CSIRT-Italy: New cybercrime campaign to spread the EKANS ransomware. Malware has several variants, acts like a cryptolocker and also affects ICS
There is a new campaign of the EKANS ransomware, in circulation with several variants. The CSIRT-Italy cyber security experts report it. The peculiarity of malware (anagram of SNAKE) is that in addition to acting as a cryptolocker, it has features capable of forcibly stopping system processes related to the domain of Industrial Control Systems (ICS). In particular, a “kill list” of ICS processes to be terminated is encoded inside. The functioning mechanisms described seem to derive from MEGACORTEX, another malicious code of cybercrime which, in addition to ICS processes, also impacts those that implement security functions. This gives these malware a level of intentionality previously absent from ransomware of this type, thus configuring itself as a unique and specific risk for industrial systems.
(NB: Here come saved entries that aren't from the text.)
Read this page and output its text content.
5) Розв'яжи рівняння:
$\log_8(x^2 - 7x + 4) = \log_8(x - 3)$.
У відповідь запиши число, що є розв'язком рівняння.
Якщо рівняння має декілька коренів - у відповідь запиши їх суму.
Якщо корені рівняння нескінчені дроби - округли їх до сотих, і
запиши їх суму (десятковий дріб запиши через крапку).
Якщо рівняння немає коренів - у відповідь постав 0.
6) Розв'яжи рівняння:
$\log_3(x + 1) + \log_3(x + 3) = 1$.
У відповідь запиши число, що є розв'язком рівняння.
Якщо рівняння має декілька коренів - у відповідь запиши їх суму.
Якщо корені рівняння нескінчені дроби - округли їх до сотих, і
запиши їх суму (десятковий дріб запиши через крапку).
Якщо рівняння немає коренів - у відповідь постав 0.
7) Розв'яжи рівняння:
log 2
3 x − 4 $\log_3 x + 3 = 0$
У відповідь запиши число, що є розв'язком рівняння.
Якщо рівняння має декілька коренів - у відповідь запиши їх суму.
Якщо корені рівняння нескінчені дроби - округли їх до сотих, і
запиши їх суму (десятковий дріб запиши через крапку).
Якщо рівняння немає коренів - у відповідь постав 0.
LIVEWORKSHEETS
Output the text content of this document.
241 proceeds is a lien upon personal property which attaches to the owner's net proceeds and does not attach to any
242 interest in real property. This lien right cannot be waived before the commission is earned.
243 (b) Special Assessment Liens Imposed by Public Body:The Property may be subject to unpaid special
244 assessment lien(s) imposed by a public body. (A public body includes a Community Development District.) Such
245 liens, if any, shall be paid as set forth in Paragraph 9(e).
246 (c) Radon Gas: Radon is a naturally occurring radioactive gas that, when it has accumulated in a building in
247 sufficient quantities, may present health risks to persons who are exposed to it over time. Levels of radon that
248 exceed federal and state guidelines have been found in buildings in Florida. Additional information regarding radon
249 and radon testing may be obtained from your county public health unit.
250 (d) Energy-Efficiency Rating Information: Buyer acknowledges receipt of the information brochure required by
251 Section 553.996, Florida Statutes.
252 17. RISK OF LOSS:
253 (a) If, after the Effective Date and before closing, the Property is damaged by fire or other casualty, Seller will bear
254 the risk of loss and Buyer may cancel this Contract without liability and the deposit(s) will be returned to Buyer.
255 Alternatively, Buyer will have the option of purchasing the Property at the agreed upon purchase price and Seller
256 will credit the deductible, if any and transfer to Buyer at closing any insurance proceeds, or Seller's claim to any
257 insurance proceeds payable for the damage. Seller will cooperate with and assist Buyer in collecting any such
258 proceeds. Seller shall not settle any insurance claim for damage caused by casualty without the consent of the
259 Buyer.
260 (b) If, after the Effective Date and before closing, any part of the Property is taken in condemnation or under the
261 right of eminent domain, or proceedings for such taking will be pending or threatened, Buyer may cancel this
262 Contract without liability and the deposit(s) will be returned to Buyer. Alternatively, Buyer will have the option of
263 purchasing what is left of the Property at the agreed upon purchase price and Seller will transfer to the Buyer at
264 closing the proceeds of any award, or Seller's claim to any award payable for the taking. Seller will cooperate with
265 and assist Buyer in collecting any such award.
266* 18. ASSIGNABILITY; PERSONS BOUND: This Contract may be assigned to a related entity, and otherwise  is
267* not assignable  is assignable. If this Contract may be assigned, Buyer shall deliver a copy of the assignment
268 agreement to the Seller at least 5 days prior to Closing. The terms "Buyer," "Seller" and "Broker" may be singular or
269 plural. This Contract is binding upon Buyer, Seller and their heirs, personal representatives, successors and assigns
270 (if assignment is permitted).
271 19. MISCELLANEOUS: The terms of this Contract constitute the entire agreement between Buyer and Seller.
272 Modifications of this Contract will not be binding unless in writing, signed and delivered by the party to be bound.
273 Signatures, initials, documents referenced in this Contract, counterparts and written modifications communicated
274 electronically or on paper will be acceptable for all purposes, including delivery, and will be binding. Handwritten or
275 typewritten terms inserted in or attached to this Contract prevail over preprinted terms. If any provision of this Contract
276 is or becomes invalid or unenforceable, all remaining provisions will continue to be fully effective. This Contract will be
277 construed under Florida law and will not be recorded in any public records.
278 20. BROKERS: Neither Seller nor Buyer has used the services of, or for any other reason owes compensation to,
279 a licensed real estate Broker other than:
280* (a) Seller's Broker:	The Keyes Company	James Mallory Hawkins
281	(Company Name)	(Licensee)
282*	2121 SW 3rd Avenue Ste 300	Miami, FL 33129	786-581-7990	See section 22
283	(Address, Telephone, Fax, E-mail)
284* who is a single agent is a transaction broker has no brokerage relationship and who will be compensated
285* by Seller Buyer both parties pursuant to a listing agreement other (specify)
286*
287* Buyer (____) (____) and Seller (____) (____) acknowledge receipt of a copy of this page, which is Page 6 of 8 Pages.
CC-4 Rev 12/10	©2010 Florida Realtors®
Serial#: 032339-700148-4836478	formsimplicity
Cyber security experts: Ransomware is written in Golang and at the moment there are no details on how it spreads within the affected network. Consequently, preventive measures must be implemented
EKANS ransomware had been discovered by Dragos’ cyber security experts, who had compiled a report on it. The malware was written in Golang and began to be observed in late December 2019. At the moment, however, there are no details on how the malicious code of cybercrime is spreading within the affected network. Consequently, CSIRT-Italy recommends implementing preventive measures. ICS operators are therefore strongly encouraged to redefine the extent of the possible attack surface and reconsider the new mechanisms of operation of the malware addressed to ICS systems. In particular, it would be important that they accurately record their assets and their connections within their operating environment. This is to determine the impact that a ransowmare with specific references to the ICS sector may have on related operations or processes and consequently take appropriate countermeasures.